More than 1,000 cyclists pedaled near Fashion Island on Sunday in memory of two riders who died last month after being hit by cars.
The 1-mile ride, which started on the northwest corner of Santa Rosa and Newport Center Drive at 8 a.m., aimed to spread awareness about and raise money for bicycle safety, as well as commemorate Dr. Catherine "Kit" Campion Ritz and Sarah Leaf.
Riders of all ages participated.
"I'm a cyclist, and I see a lot of need for safety around Irvine, Costa Mesa and Newport Beach," said Kurt Bahneman of the OCC Food Riders Club.
Friends and colleagues of Campion Ritz and Leaf also participated.
"It's good that we can come together for Kit and Sarah and raise awareness for bike safety," said Jennifer Wilson, a physician's assistant at Newport Family Medicine, who worked with Campion Ritz. "She was the quintessential family practice doctor. Losing her was a huge loss to the community."

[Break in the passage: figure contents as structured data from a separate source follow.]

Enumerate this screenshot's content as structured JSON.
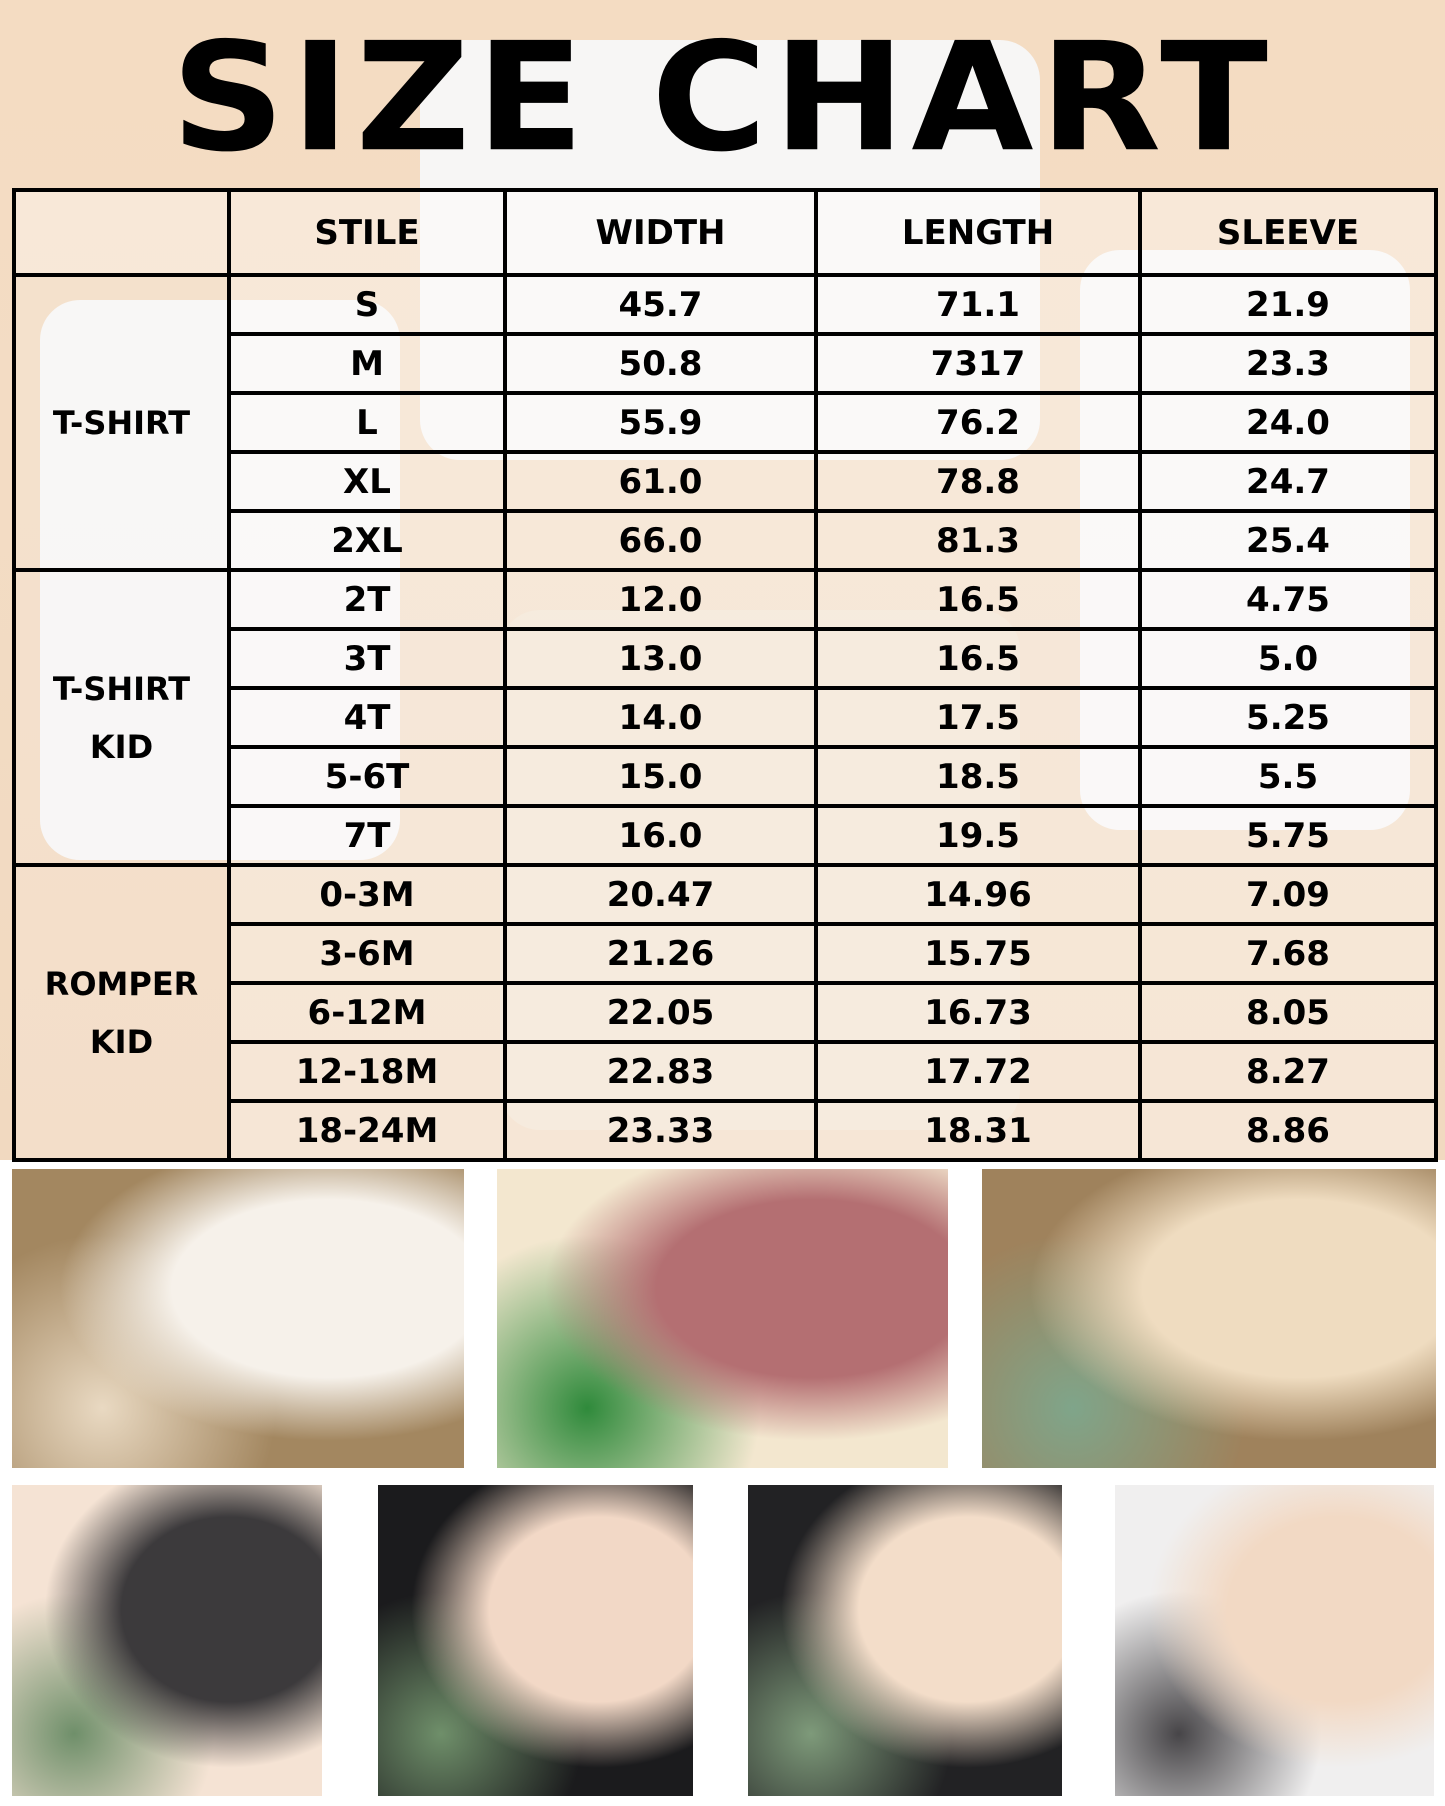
{
  "title": "SIZE CHART",
  "headers": [
    "",
    "STILE",
    "WIDTH",
    "LENGTH",
    "SLEEVE"
  ],
  "groups": [
    {
      "label_lines": [
        "T-SHIRT"
      ],
      "rows": [
        [
          "S",
          "45.7",
          "71.1",
          "21.9"
        ],
        [
          "M",
          "50.8",
          "7317",
          "23.3"
        ],
        [
          "L",
          "55.9",
          "76.2",
          "24.0"
        ],
        [
          "XL",
          "61.0",
          "78.8",
          "24.7"
        ],
        [
          "2XL",
          "66.0",
          "81.3",
          "25.4"
        ]
      ]
    },
    {
      "label_lines": [
        "T-SHIRT",
        "KID"
      ],
      "rows": [
        [
          "2T",
          "12.0",
          "16.5",
          "4.75"
        ],
        [
          "3T",
          "13.0",
          "16.5",
          "5.0"
        ],
        [
          "4T",
          "14.0",
          "17.5",
          "5.25"
        ],
        [
          "5-6T",
          "15.0",
          "18.5",
          "5.5"
        ],
        [
          "7T",
          "16.0",
          "19.5",
          "5.75"
        ]
      ]
    },
    {
      "label_lines": [
        "ROMPER",
        "KID"
      ],
      "rows": [
        [
          "0-3M",
          "20.47",
          "14.96",
          "7.09"
        ],
        [
          "3-6M",
          "21.26",
          "15.75",
          "7.68"
        ],
        [
          "6-12M",
          "22.05",
          "16.73",
          "8.05"
        ],
        [
          "12-18M",
          "22.83",
          "17.72",
          "8.27"
        ],
        [
          "18-24M",
          "23.33",
          "18.31",
          "8.86"
        ]
      ]
    }
  ],
  "photos": [
    {
      "name": "photo-rainbow-tshirt",
      "colors": [
        "#a38760",
        "#f6f1ea",
        "#e9d9c2"
      ]
    },
    {
      "name": "photo-rompers-shamrock",
      "colors": [
        "#f3e7cf",
        "#b46f72",
        "#2f8a3b"
      ]
    },
    {
      "name": "photo-beige-tshirt-rainbow",
      "colors": [
        "#9f825c",
        "#efdcc0",
        "#7fa58a"
      ]
    },
    {
      "name": "photo-eucalyptus-1",
      "colors": [
        "#f5e3d4",
        "#3c3a3c",
        "#6f8f6a"
      ]
    },
    {
      "name": "photo-eucalyptus-2",
      "colors": [
        "#1b1b1d",
        "#f2d8c6",
        "#6f8f6a"
      ]
    },
    {
      "name": "photo-eucalyptus-3",
      "colors": [
        "#222224",
        "#f3ddc9",
        "#7e9a7a"
      ]
    },
    {
      "name": "photo-eucalyptus-4",
      "colors": [
        "#f0efef",
        "#f2d9c4",
        "#474548"
      ]
    }
  ]
}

A truck struck and ran Leaf over near East Coast Highway and Bayside Drive on Sept. 14. The truck's driver remained at the scene but wasn't cited, according to police.
Campion Ritz was killed in a hit-and-run accident a day later along Newport Coast Drive, according to police.
The Orange County district attorney's office charged Michael Jason Lopez, 39, of Anaheim, with one felony count of hit-and-run causing death and one misdemeanor count of vehicular manslaughter without gross negligence. He pleaded not guilty Sept. 28.
David W. McGill, deputy chief and patrol/traffic division commander of the Newport Beach Police Department, said cyclists and motorists alike should know the rules of the road.
"The streets were made for cars," he said. "There's no getting around that. But our goal right now is education. This event, and events like this, is going to help educate the public, not only the motorists but also the bicyclists. People have got to know the rules of the road and what bicyclists can and can't do. This is one event of many that are going to be coming up in the city."
Newport Beach City Councilman Rush Hill said he believes the awareness level of cyclists and drivers has gotten better of late.
"Improved safety comes from those two entities understanding each other and showing compassion for one another," he said. "We can paint all kinds of things on roads and put all kinds of signs up, but until the individuals in the cars are aware of what's going on, and until the bicyclists follow the traffic laws, then safety will be even greater than it is today."
Event co-organizer April Morris said she was surprised at the large turnout.
"I was expecting 500 people," she said. "I think this shows a real commitment on the part of the cyclists to help improve bicycle safety in Newport Beach."
At the end of the event, she said $53,000 was raised, and she anticipates reaching the $150,000 goal by the city's Dec. 31 deadline. The city will donate $3 for every $1 raised, up to $450,000.
"I think we've set something in motion that will be an awesome trend," she said.